Hickey also tries to claim that media simply reflect culture when in truth movies and TV revolutionize society by putting forward characters and storylines that viewers copy. There is evidence that some people become what they watch when the presentation is of something different than what they're familiar with--those Jerry Springer episodes with threesomes, crossdressers, and animal lovers have resulted in people 20 years later boasting about public sexual acts and mental illness that used to be considered shameful.
He doesn't deal at all with the decades of research on the imitation and violence effects. Scripted movies and TV don't reflect life, but at least half of modern Americans seem to become what they see in the media and the streets are filled with criminal rebels that think they're dark superheroes.
The biggest flaw is that the book doesn't really deal with much reality--TV news, documentaries, reality shows, autobiographies, talk shows, and biopics are oddly missing--and entire categories of cause and effect media violence research are ignored. It's easier for Hickey to prove his false narrative by skipping the real world stuff altogether and just focusing on Spider-man, Star Wars, and Harry Potter.
It's simply another example of the misuse of the term "science" and how modernists don't look objectively at data. Like the recent revelation that those past studies claiming alcohol was good for you were inaccurate and proven false (concluding that for the healthiest lifestyle you should not have even one drink), the bottom line is that focusing on a few warped studies that try to say watching movies or TV won't have a significant effect are untrue.

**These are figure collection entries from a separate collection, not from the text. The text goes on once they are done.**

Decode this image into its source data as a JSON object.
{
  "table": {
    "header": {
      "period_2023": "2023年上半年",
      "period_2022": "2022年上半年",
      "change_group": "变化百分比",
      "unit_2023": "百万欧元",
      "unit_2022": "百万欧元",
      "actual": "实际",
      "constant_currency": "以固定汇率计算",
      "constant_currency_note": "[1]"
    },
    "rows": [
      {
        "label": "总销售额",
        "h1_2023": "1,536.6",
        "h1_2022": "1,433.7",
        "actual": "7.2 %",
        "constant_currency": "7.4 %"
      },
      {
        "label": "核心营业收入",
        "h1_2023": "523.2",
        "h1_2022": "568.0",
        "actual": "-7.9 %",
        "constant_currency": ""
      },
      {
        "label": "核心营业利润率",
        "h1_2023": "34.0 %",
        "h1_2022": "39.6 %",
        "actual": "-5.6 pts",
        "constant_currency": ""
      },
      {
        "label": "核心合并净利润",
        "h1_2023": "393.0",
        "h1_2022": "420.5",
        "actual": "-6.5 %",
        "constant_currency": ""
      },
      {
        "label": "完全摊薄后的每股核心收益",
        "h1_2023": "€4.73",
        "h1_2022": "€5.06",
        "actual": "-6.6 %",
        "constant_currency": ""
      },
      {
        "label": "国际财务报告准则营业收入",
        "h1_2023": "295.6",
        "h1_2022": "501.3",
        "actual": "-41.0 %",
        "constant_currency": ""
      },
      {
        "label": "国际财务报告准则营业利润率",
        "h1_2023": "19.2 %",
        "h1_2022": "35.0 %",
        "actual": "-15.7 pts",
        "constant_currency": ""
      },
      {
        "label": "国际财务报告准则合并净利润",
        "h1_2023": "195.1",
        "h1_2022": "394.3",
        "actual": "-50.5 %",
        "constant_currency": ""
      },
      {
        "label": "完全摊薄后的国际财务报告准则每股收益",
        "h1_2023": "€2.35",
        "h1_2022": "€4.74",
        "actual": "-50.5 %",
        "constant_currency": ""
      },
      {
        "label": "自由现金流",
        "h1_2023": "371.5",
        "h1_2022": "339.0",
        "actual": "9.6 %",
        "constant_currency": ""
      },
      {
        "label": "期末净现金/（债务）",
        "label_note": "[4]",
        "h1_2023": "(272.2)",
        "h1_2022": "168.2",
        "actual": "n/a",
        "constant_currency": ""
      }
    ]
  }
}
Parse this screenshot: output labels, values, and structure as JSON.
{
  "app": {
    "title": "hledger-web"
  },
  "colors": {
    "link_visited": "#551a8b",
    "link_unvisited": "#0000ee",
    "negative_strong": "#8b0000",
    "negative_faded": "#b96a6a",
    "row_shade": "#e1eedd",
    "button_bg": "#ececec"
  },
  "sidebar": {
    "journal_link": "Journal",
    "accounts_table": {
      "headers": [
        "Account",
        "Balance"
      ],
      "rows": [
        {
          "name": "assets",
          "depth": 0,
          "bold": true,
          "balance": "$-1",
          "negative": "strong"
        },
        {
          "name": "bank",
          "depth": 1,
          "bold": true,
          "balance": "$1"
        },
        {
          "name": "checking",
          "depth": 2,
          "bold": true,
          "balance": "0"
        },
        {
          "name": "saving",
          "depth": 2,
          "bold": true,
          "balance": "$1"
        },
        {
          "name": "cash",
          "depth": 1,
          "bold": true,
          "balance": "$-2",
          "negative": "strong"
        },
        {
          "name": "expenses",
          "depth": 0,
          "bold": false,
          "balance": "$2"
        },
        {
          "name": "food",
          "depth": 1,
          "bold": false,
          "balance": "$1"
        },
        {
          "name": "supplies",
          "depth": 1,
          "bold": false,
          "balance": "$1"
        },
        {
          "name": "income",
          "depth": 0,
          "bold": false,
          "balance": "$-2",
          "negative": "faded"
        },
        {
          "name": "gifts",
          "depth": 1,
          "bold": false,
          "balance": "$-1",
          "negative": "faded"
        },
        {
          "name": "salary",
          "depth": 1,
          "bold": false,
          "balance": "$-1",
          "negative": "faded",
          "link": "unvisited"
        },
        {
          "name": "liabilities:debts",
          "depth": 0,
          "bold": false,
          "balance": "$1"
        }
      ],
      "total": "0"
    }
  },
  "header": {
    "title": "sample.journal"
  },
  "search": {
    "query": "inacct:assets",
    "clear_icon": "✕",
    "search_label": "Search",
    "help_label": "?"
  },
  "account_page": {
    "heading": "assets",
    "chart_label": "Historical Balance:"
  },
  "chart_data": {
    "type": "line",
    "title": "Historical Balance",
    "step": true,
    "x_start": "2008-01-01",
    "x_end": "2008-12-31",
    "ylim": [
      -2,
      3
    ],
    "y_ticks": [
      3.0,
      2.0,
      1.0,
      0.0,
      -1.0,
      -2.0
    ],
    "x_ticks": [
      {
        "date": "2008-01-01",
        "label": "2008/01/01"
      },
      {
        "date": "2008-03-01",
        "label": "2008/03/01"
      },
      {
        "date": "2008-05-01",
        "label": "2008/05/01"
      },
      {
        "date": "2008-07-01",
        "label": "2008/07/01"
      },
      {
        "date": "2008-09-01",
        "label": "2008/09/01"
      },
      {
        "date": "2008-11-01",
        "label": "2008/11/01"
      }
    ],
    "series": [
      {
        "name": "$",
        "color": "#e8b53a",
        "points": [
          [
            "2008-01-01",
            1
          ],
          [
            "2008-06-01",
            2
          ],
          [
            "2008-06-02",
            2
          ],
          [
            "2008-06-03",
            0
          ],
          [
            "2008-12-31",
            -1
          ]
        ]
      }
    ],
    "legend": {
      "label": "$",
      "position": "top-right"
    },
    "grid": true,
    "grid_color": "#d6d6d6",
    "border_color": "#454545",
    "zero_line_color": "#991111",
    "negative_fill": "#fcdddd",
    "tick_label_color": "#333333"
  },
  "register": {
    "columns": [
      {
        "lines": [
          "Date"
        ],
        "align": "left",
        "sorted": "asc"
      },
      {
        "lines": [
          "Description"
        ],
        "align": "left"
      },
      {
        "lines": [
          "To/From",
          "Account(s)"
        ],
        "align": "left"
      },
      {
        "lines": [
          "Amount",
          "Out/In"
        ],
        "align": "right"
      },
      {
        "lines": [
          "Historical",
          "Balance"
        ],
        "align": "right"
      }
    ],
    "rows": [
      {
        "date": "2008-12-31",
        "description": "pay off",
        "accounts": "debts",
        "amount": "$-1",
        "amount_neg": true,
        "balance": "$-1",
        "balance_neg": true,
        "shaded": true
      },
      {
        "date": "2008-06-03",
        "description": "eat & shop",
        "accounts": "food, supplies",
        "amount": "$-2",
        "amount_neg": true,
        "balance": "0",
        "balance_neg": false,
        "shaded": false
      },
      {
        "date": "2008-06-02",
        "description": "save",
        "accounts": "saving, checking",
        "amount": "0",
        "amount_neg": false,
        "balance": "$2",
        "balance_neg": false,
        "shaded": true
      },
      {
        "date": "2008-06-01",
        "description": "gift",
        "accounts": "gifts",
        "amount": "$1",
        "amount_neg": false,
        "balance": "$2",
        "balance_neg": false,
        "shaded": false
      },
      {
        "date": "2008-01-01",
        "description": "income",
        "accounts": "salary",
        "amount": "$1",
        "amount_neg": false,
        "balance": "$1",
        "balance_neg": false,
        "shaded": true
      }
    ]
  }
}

Oh, he does draw simplistic conclusions that if you watch something scary it impacts your breathing. Or that movies impact the names people give their kids or the toys that are purchased. Wow, that's insightful, isn't it? Meanwhile nothing on screen profanity, gun violence, or verbal abuse having any copycat effect on society. And his "good vs. evil" discussion again focuses on...superheroes or pretend universes. Why is the real world not included?
The best thing for your mind is not to consume the fantasy/scifi/scripted crap at all. And in the end the best thing a reader can do is skip this horrible summary that misleads. You are what you write, Walt Hickey, and that makes you a bigoted mishandler of what's true, as well as a promoter of falsehoods.